Il y a des derbies qui traversent une ville. Celui de dimanche tenait presque dans une largeur de trottoir. À Paris, le Parc des Princes et Jean-Bouin sont séparés par 44 mètres. D’un côté, le PSG, déjà champion de France. De l’autre, le Paris FC, revenu cette saison en Ligue 1 après quarante-six ans d’absence dans l’élite.
Dimanche soir, c’est le plus petit voisin qui a gagné. Le Paris FC a battu le Paris Saint-Germain 2-1 à Jean-Bouin, avec deux buts d’Alimami Gory en fin de match. Le résultat ne change pas la hiérarchie du football parisien : le PSG reste le club des titres, de l’Europe et des très grands soirs.
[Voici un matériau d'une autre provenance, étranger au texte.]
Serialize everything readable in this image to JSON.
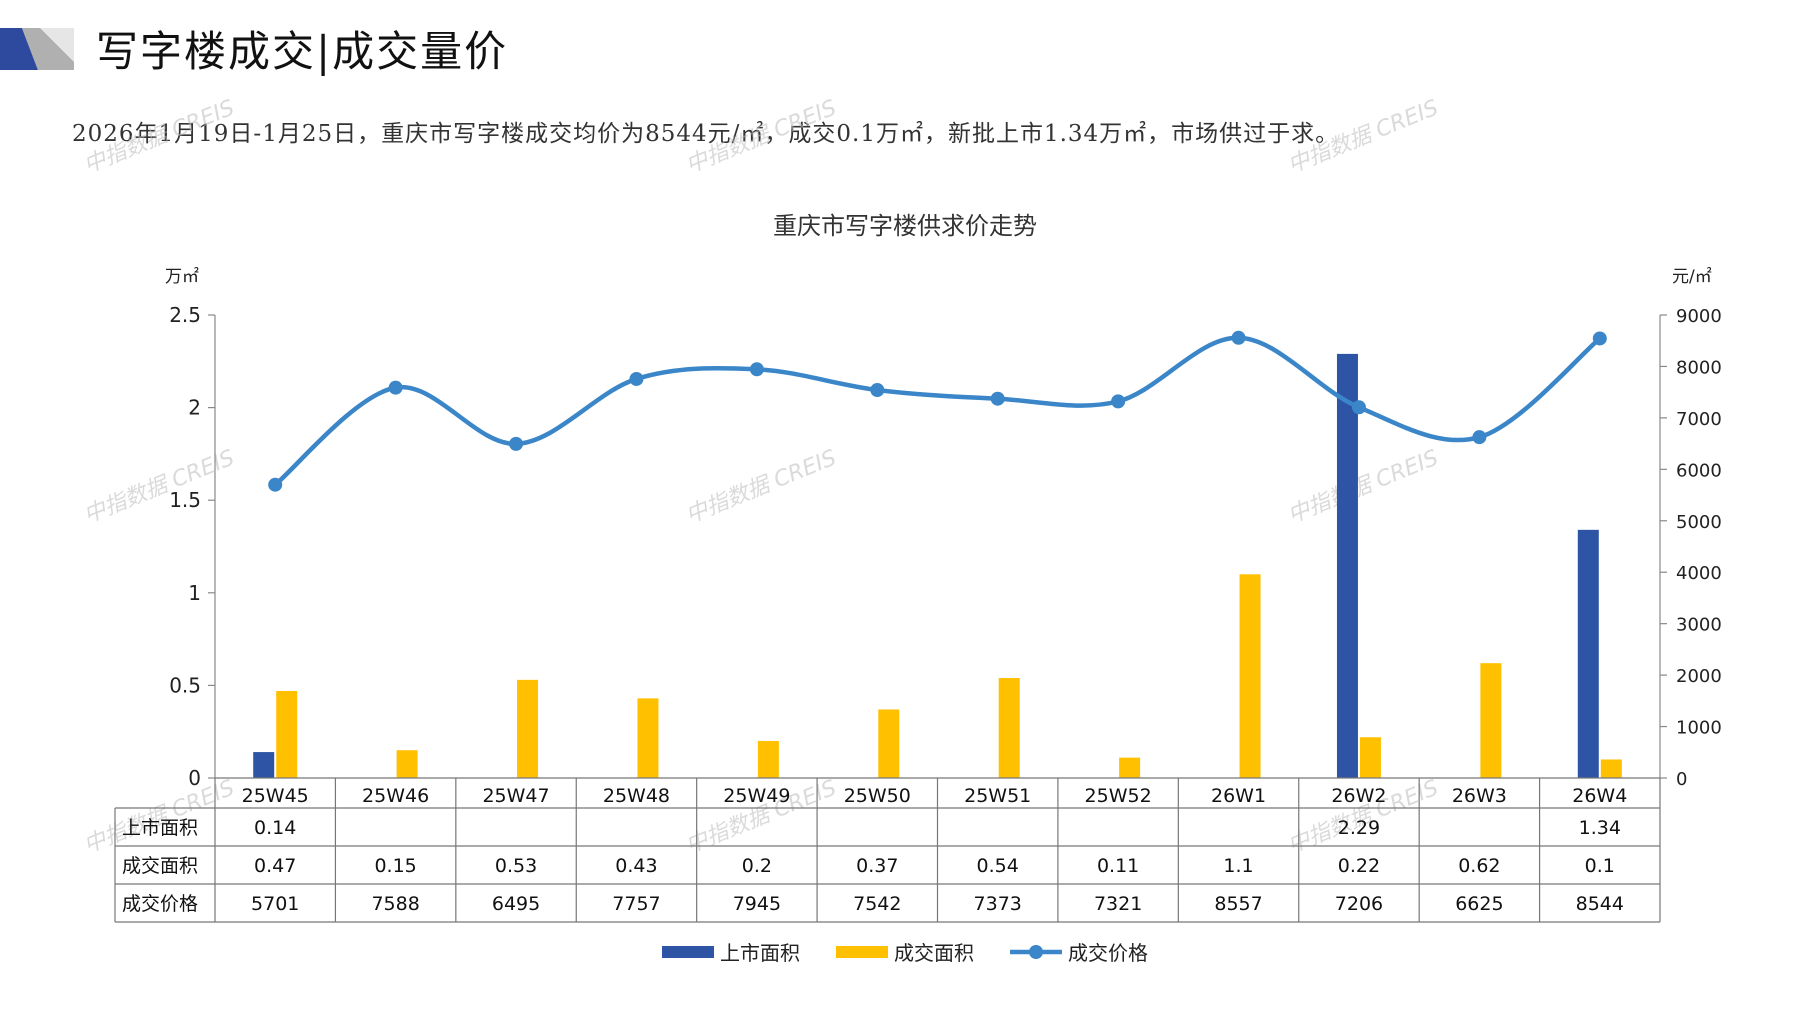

Mais il donne au derby ce qui lui manquait encore : un lieu, un score, et un public qui ne venait pas seulement regarder le PSG.
Le Paris FC ne devient pas l’égal du PSG parce qu’il l’a battu un soir de mai, alors que le championnat était déjà plié. Mais il existe désormais assez pour que la rencontre ne ressemble plus à une simple curiosité de calendrier. Dans un stade de 20 000 places, plus ramassé que Charléty, le club peut fabriquer ce qui ne s’achète pas entièrement : une habitude de tribune, une fidélité, une raison de revenir.
Le contraste avec le voisin est presque trop net pour être inventé. Le PSG joue à une autre échelle : marque mondiale, titres nationaux, horizon européen. Le Paris FC, lui, cherche encore son ancrage. Il doit faire venir des familles, garder ses anciens supporters, séduire ceux qui veulent du football parisien sans forcément entrer dans la grande machine rouge et bleue. Pour un club promu, le chantier se joue autant en tribune que sur la pelouse.
Jean-Bouin compte dans cette histoire. Le stade n’est pas seulement un décor pratique posé à côté du Parc. Il donne au PFC une adresse plus lisible, une enceinte à taille humaine, un voisinage qui rend la comparaison impossible à éviter. Les soirs de match, autour d’Auteuil, le football se voit aussi dans les rues, les cafés, les supporters qui se croisent et les riverains qui savent très bien quand Paris joue.
La capitale a longtemps eu un club dominant et beaucoup de football autour. Avec le retour du Paris FC dans l’élite, elle teste autre chose : deux clubs de première division, deux rapports au même sport, deux publics qui ne se recouvrent pas tout à fait. Il ne faut pas en faire une fable. Le PSG n’a pas perdu sa place. Le PFC n’a pas encore gagné la sienne pour dix ans.
Mais dimanche, à 44 mètres du Parc, le Paris FC a obtenu quelque chose de rare à Paris : ne pas être seulement le voisin du PSG. Pour un derby, c’est déjà un début très convenable.